(2026-05) VCVio; Verified Cryptography in Lean via Oracle Effects and Handlers
2026-05-07
Mechanized cryptographic proofs face a long-standing trade-off between assurance and expressiveness. Existing foundational frameworks, which reduce every proof step to the kernel of a general-purpose proof assistant, offer a small, auditable trusted base, but struggle to model the oracle manipulations and rewinding arguments pervasive in modern cryptography. They also tend to lack the tactic infrastructure of specialized, non-foundational tools like EasyCrypt.
We present VCVio, a foundational framework in Lean 4 that closes both gaps with established ideas from programming-language theory: algebraic effects and handlers on the oracle side, and a modular relational program logic on the tactic side. Concretely, a computation with oracle access is the free monad over the polynomial functor determined by the oracle specification, exposing its interaction history as an explicit syntax tree. Caching, logging, reprogramming, and seed pre-sampling become handler combinators; rewinding reduces to deterministic transcript replay without any internal adversary state.
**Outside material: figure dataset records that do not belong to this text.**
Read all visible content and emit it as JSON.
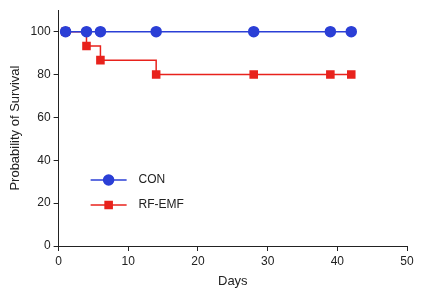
{
  "chart_data": {
    "type": "line",
    "x_label": "Days",
    "y_label": "Probability of Survival",
    "series": [
      {
        "name": "CON",
        "color": "#2b3fd6",
        "marker": "circle",
        "line_style": "steps",
        "x": [
          1,
          4,
          6,
          14,
          28,
          39,
          42
        ],
        "values": [
          100,
          100,
          100,
          100,
          100,
          100,
          100
        ]
      },
      {
        "name": "RF-EMF",
        "color": "#e8221c",
        "marker": "square",
        "line_style": "steps",
        "x": [
          1,
          4,
          6,
          14,
          28,
          39,
          42
        ],
        "values": [
          100,
          93.3,
          86.7,
          80,
          80,
          80,
          80
        ]
      }
    ],
    "xlim": [
      0,
      50
    ],
    "xticks": [
      0,
      10,
      20,
      30,
      40,
      50
    ],
    "ylim": [
      0,
      110
    ],
    "yticks": [
      0,
      20,
      40,
      60,
      80,
      100
    ],
    "grid": false,
    "legend": "left"
  }
}
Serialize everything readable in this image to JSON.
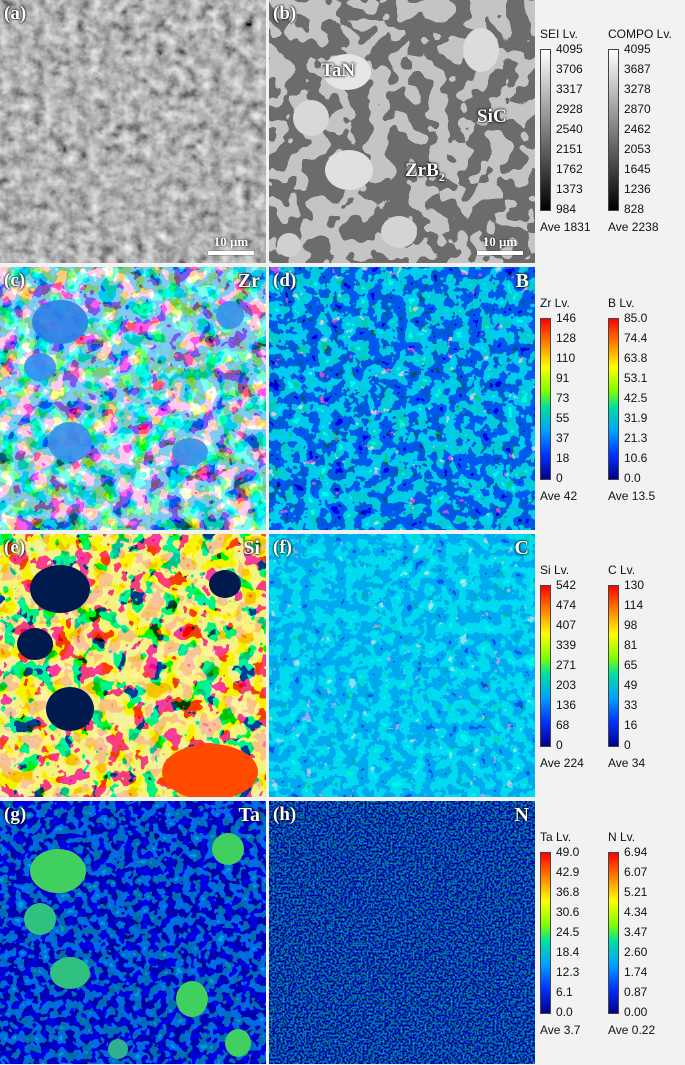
{
  "panels": [
    {
      "id": "a",
      "label": "(a)",
      "element": "",
      "scale": "10 μm"
    },
    {
      "id": "b",
      "label": "(b)",
      "element": "",
      "scale": "10 μm",
      "phases": [
        "TaN",
        "SiC",
        "ZrB2"
      ]
    },
    {
      "id": "c",
      "label": "(c)",
      "element": "Zr"
    },
    {
      "id": "d",
      "label": "(d)",
      "element": "B"
    },
    {
      "id": "e",
      "label": "(e)",
      "element": "Si"
    },
    {
      "id": "f",
      "label": "(f)",
      "element": "C"
    },
    {
      "id": "g",
      "label": "(g)",
      "element": "Ta"
    },
    {
      "id": "h",
      "label": "(h)",
      "element": "N"
    }
  ],
  "phase_labels": {
    "tan": "TaN",
    "sic": "SiC",
    "zrb2_main": "ZrB",
    "zrb2_sub": "2"
  },
  "legends": [
    {
      "title": "SEI  Lv.",
      "ticks": [
        "4095",
        "3706",
        "3317",
        "2928",
        "2540",
        "2151",
        "1762",
        "1373",
        "984"
      ],
      "ave": "Ave 1831",
      "colormap": "gray"
    },
    {
      "title": "COMPO  Lv.",
      "ticks": [
        "4095",
        "3687",
        "3278",
        "2870",
        "2462",
        "2053",
        "1645",
        "1236",
        "828"
      ],
      "ave": "Ave 2238",
      "colormap": "gray"
    },
    {
      "title": "Zr  Lv.",
      "ticks": [
        "146",
        "128",
        "110",
        "91",
        "73",
        "55",
        "37",
        "18",
        "0"
      ],
      "ave": "Ave 42",
      "colormap": "jet"
    },
    {
      "title": "B  Lv.",
      "ticks": [
        "85.0",
        "74.4",
        "63.8",
        "53.1",
        "42.5",
        "31.9",
        "21.3",
        "10.6",
        "0.0"
      ],
      "ave": "Ave 13.5",
      "colormap": "jet"
    },
    {
      "title": "Si  Lv.",
      "ticks": [
        "542",
        "474",
        "407",
        "339",
        "271",
        "203",
        "136",
        "68",
        "0"
      ],
      "ave": "Ave 224",
      "colormap": "jet"
    },
    {
      "title": "C  Lv.",
      "ticks": [
        "130",
        "114",
        "98",
        "81",
        "65",
        "49",
        "33",
        "16",
        "0"
      ],
      "ave": "Ave 34",
      "colormap": "jet"
    },
    {
      "title": "Ta  Lv.",
      "ticks": [
        "49.0",
        "42.9",
        "36.8",
        "30.6",
        "24.5",
        "18.4",
        "12.3",
        "6.1",
        "0.0"
      ],
      "ave": "Ave 3.7",
      "colormap": "jet"
    },
    {
      "title": "N  Lv.",
      "ticks": [
        "6.94",
        "6.07",
        "5.21",
        "4.34",
        "3.47",
        "2.60",
        "1.74",
        "0.87",
        "0.00"
      ],
      "ave": "Ave 0.22",
      "colormap": "jet"
    }
  ]
}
On top of the oracle core, VCVio provides two reusable layers. We extend the recent Loom framework (POPL 2026) to the relational setting, yielding a single tactic framework that handles both unary and relational probabilistic reasoning. Alongside this, our treatment of state-separating proofs achieves compositional separation by typing, whereas Nominal SSProve recovers it by quotienting locations modulo alpha equivalence.
We exercise this stack on three case studies: a random-oracle commitment scheme; the Bellare--Neven forking lemma, mechanized without the rewindability axioms used in the recent EasyCrypt formalization by Firsov and Janků; and the Schnorr signature scheme establishing EUF-CMA security. A significant share of our development used LLM coding agents and external automated proof-search systems; we report on the workflows, successes, and failure modes as a data point in LLM-assisted theorem proving.